Comme nous aimions alors, dans ce petit bois, nous isoler dans notre amour ! comme nous étions égoïstes à nous deux !… nous avons encore vingt ans, comtesse, et nous nous isolons encore comme autrefois.

Voyez ! nous sommes seuls et nous nous cachons encore.

En disant cela, il me baisait la main.

— Je m’en remets à vous, mon ami, lui dis-je en souriant, du soin de me ramener à l’hôtel. Ce champagne est, je crois, un peu fort pour ma vieille tête ; c’est la seconde fois, vous savez, que je vous confie que je suis un peu… étourdie.

C’était un bon souvenir que celui que je rappelais, mais je n’avais pas eu un long trajet à faire dans ce temps-là : car alors c’était dans le boudoir que nous avions soupé.

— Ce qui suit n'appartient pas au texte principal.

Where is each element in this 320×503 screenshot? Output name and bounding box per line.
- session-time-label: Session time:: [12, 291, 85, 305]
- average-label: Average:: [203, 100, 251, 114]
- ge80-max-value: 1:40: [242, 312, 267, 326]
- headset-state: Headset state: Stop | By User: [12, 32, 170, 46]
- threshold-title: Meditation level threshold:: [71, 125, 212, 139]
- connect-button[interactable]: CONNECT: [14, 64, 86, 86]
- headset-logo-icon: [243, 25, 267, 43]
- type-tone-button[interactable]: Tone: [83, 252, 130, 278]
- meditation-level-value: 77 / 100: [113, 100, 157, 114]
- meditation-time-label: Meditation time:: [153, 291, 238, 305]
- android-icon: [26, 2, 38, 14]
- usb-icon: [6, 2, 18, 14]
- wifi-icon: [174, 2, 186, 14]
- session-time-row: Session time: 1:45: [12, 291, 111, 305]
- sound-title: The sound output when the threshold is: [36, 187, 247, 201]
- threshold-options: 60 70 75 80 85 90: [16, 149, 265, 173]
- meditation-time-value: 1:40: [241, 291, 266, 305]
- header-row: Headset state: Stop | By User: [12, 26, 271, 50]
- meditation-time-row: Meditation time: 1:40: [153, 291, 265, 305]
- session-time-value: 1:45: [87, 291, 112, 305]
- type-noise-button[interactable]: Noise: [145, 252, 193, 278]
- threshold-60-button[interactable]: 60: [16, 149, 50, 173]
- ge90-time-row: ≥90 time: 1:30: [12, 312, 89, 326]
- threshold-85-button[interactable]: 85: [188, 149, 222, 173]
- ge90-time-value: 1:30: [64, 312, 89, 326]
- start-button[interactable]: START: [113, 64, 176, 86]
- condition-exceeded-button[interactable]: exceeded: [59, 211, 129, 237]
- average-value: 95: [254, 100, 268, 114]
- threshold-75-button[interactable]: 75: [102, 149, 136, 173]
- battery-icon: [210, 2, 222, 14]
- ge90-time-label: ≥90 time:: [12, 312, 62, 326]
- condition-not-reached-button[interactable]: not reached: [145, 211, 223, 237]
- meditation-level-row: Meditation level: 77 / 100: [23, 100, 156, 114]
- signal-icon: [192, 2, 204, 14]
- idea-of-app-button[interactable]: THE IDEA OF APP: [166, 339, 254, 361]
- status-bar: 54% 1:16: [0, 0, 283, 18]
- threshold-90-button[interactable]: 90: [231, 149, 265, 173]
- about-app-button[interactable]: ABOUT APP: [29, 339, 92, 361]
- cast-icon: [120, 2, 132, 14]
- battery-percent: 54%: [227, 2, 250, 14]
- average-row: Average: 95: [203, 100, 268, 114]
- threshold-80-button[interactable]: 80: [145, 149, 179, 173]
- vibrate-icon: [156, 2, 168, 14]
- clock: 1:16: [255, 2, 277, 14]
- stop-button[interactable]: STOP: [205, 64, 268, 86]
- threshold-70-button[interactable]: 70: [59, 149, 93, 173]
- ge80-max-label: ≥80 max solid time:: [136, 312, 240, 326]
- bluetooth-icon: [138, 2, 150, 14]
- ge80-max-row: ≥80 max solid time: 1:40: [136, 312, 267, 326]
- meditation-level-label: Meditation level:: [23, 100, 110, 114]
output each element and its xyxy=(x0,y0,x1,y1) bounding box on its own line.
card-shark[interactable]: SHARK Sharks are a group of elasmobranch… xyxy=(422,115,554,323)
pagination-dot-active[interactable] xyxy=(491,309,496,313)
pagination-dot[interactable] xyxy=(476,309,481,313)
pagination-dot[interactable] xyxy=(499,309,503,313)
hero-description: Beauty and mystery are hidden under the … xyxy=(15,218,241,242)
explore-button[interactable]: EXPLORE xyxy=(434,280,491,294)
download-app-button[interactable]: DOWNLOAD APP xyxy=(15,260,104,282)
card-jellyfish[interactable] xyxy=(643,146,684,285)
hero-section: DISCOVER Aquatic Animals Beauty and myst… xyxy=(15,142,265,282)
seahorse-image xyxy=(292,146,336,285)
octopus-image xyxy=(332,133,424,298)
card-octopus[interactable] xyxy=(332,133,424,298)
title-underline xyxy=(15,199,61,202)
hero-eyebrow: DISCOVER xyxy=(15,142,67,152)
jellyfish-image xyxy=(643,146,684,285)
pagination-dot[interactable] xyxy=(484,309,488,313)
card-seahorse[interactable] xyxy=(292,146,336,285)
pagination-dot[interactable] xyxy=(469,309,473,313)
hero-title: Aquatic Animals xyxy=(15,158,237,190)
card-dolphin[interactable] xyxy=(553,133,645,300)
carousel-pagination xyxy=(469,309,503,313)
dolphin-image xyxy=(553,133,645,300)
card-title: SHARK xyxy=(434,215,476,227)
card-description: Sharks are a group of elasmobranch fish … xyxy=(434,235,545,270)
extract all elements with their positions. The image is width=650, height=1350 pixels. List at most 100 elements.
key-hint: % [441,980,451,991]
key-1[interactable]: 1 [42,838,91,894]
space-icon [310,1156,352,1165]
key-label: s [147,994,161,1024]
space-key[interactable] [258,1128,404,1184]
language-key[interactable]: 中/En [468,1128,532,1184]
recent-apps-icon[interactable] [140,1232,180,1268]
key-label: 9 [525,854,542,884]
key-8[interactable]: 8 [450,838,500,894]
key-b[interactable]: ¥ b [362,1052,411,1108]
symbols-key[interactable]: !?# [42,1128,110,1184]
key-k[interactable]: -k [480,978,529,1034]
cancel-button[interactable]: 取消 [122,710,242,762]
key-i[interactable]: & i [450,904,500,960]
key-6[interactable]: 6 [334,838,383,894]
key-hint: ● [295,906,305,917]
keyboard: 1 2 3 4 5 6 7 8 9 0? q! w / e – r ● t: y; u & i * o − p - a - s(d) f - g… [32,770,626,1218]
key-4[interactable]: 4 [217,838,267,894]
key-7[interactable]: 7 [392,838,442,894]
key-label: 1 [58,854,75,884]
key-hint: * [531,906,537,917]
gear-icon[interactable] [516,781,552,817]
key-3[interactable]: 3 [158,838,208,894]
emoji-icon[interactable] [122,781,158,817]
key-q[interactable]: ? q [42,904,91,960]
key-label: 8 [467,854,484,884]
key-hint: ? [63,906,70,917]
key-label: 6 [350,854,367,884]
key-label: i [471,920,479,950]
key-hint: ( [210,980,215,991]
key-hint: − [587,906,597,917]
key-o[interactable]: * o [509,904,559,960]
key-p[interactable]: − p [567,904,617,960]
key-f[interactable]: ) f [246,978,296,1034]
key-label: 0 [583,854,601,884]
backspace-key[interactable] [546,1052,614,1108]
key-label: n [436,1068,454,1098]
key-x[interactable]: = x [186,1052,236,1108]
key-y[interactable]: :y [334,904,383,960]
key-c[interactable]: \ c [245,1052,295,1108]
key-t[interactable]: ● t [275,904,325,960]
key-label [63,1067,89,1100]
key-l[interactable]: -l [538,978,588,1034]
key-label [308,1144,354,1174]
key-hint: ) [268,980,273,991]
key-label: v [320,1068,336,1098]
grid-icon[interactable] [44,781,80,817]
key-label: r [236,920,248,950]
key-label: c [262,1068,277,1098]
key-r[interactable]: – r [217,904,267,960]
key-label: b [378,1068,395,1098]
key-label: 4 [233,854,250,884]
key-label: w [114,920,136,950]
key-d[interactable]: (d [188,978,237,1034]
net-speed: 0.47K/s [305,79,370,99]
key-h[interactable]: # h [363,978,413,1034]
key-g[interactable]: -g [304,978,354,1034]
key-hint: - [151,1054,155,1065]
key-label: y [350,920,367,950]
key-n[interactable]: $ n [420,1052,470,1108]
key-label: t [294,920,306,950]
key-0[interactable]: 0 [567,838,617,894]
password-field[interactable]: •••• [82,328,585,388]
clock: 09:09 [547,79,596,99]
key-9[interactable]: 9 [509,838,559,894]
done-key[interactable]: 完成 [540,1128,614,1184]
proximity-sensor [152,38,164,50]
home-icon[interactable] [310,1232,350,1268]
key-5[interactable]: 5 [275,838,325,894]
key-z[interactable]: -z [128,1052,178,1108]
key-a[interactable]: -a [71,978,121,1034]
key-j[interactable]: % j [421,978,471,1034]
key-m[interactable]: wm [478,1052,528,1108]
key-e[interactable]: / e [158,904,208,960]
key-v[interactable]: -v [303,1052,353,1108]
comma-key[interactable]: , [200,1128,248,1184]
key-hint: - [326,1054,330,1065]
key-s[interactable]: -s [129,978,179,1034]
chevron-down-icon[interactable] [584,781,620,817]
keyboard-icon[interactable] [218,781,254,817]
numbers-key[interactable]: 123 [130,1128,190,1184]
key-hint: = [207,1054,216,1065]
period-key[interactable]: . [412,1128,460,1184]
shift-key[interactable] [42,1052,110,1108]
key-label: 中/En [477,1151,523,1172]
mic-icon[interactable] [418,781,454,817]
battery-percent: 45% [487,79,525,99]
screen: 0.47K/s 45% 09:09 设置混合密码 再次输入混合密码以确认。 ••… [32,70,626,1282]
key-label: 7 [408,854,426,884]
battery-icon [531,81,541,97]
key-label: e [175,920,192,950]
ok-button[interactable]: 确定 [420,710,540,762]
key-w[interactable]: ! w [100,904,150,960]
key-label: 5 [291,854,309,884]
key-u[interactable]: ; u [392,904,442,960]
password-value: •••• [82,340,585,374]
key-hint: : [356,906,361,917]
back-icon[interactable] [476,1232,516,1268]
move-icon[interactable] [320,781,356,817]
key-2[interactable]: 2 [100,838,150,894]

Je suis vraiment tentée de croire qu’avant de nous remettre en route, le comte m’embrassa comme autrefois.

Nous regagnâmes Paris en voiture, — c’était une attention du comte, et comme, un peu fatiguée, j’appesantissais ma tête sur son épaule :

— C’est comme en chaise de poste, amie…, le second jour.

Je lui pressai doucement la main.

– Merci, lui répondis-je, de tout le bonheur que vous m’avez donné.

Le soir, lorsque je fus retirée dans ma chambre, le comte vint, comme tous les soirs, me donner au front ce baiser que j’attends toujours pour m’endormir et je crois bien qu’il fut plus long que de coutume. C’était un jour de renouveau d’amour…

À madame la baronne de T ***.

Tu m’as consultée, ma fille chérie, et m’as écrit tout ton chagrin de voir ta fille sur le point de te quitter. Voici ma réponse : lis et relis ce que je viens de t’écrire. Reporte-toi toi-même un peu dans ta vie passée, et riche de toute une existence de bonheur, tu te contenteras comme moi de vivre de tes souvenirs ; songe un peu, chérie égoïste, qu’un jour, quand nous ne serons plus là, quand à peine on se souviendra de nous, ta fille à toi, grand’mère alors, peut avoir dans sa vie une journée comme celle que je viens de te raconter, et dis-moi si tu persistes à t’opposer à une séparation nécessaire, et à prendre sur toi de l’empêcher d’avoir aussi semblable bonne fortune ? — C’est autant pour l’avenir que pour le présent que tu dois aimer ta fille.

Tu as de l’amour aussi, autour de toi, grande enfant gâtée, — jouis-en, — il n’est jamais trop tard, et tu vois qu’à soixante ans, quand les cheveux sont blancs, on est encore riche de l’amour passé, dans ses souvenirs, et de l’amour futur, dans ses petits-enfants.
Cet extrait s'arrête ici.